Daniel avait fabriqué 50 systèmes de jeux artisanaux, car la zone de couverture de Vidéotron était étendue un peu partout au Québec (Sherbrooke, St-Jean, Cap de la Madeleine, Québec, Lévis, Montréal, Repentigny) dans les têtes de ligne et dans chaque région, quatre ou cinq machines (avec un nombre équivalent de lignes téléphoniques) étaient mises en œuvre; ces appareils nécessitaient beaucoup de maintenance, puisque les Apple II n'étaient pas conçus spécialement pour un usage excessif, sans compter la poussière omniprésente des centres techniques où ils étaient installés. De plus, même lorsque le canal ne diffusait pas les jeux, l'ordinateur fonctionnait 24 heures sur 24 pour qu'il soit prêt. Et pourtant, personne n'était sur place pour s'en occuper, pas même à l'heure de la diffusion, car un minuteur servait à la mise en ondes.
L'un des 50 Apple II utilisés par le service.
L'intérieur du Apple II avec les deux cartes...
Carte réceptrice, fabriquée par l'entreprise canadienne Mitel
Une des disquettes fonctionnelles, mais il y a seulement un ou deux jeux qui fonctionnent sur chacunes d'elles.
À ce que l'on sache, il y aurait eu au moins 42 jeux.

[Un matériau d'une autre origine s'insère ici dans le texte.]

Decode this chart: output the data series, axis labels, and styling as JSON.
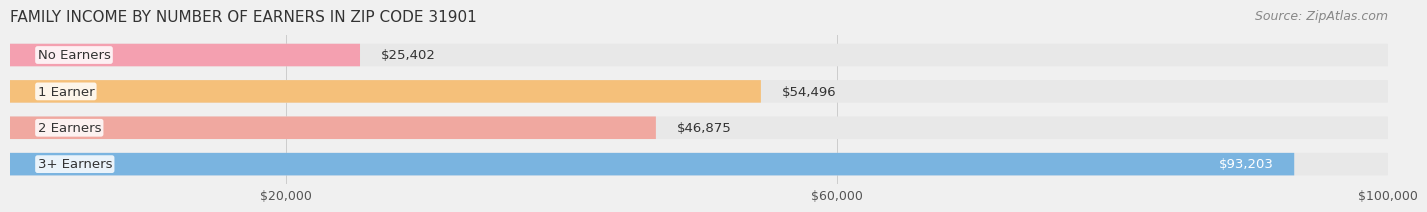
{
  "title": "FAMILY INCOME BY NUMBER OF EARNERS IN ZIP CODE 31901",
  "source": "Source: ZipAtlas.com",
  "categories": [
    "No Earners",
    "1 Earner",
    "2 Earners",
    "3+ Earners"
  ],
  "values": [
    25402,
    54496,
    46875,
    93203
  ],
  "bar_colors": [
    "#f4a0b0",
    "#f5c07a",
    "#f0a8a0",
    "#7ab4e0"
  ],
  "label_colors": [
    "#555555",
    "#555555",
    "#555555",
    "#ffffff"
  ],
  "value_labels": [
    "$25,402",
    "$54,496",
    "$46,875",
    "$93,203"
  ],
  "x_min": 0,
  "x_max": 100000,
  "x_ticks": [
    20000,
    60000,
    100000
  ],
  "x_tick_labels": [
    "$20,000",
    "$60,000",
    "$100,000"
  ],
  "bg_color": "#f0f0f0",
  "bar_bg_color": "#e8e8e8",
  "title_fontsize": 11,
  "source_fontsize": 9,
  "label_fontsize": 9.5,
  "value_fontsize": 9.5,
  "tick_fontsize": 9
}
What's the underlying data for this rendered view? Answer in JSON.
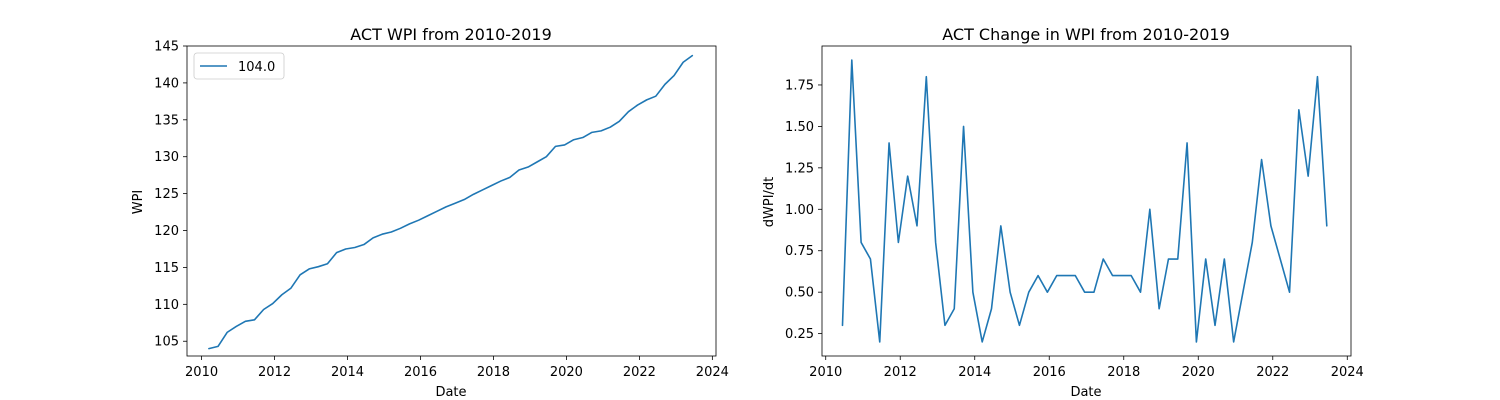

Dans ce lot, on retrouve certains titres populaires, comme un clone de Star Trek : Strategic Operations Simulator (ou SOS) de Sega, ainsi que des jeux plus traditionnels, comme le jeu d'échecs et celui du bonhomme pendu.
Une fois que la personne finissait de jouer, le menu réapparaissait avec le numéro de téléphone. Ça durait ainsi jusqu'à 6 heures du matin. Fait intéressant : les jeux vidéo sur le câble n'étaient pas inscrits dans les guides horaires ni nulle part ailleurs, car même si André Chagnon avait de l'ambition, ce projet était quelque peu expérimental et sous les radars.
Anecdotes : Exaspérée, Bell Canada avait contacté Vidéotron parce que les lignes dédiées était tellement occupées que ça gelait les centraux téléphoniques. Les habitués du service connaissaient le numéro à composer par cœur (et utilisaient propbablement la fonction de recomposition automatique, ce qui rendait la ligne très difficile à obtenir).
La liste des jeux disponibles variait selon le jour de la semaine. Malheureusement,
le temps a eu le meilleur de ces disquettes et il est impossible d'accéder à leurs données.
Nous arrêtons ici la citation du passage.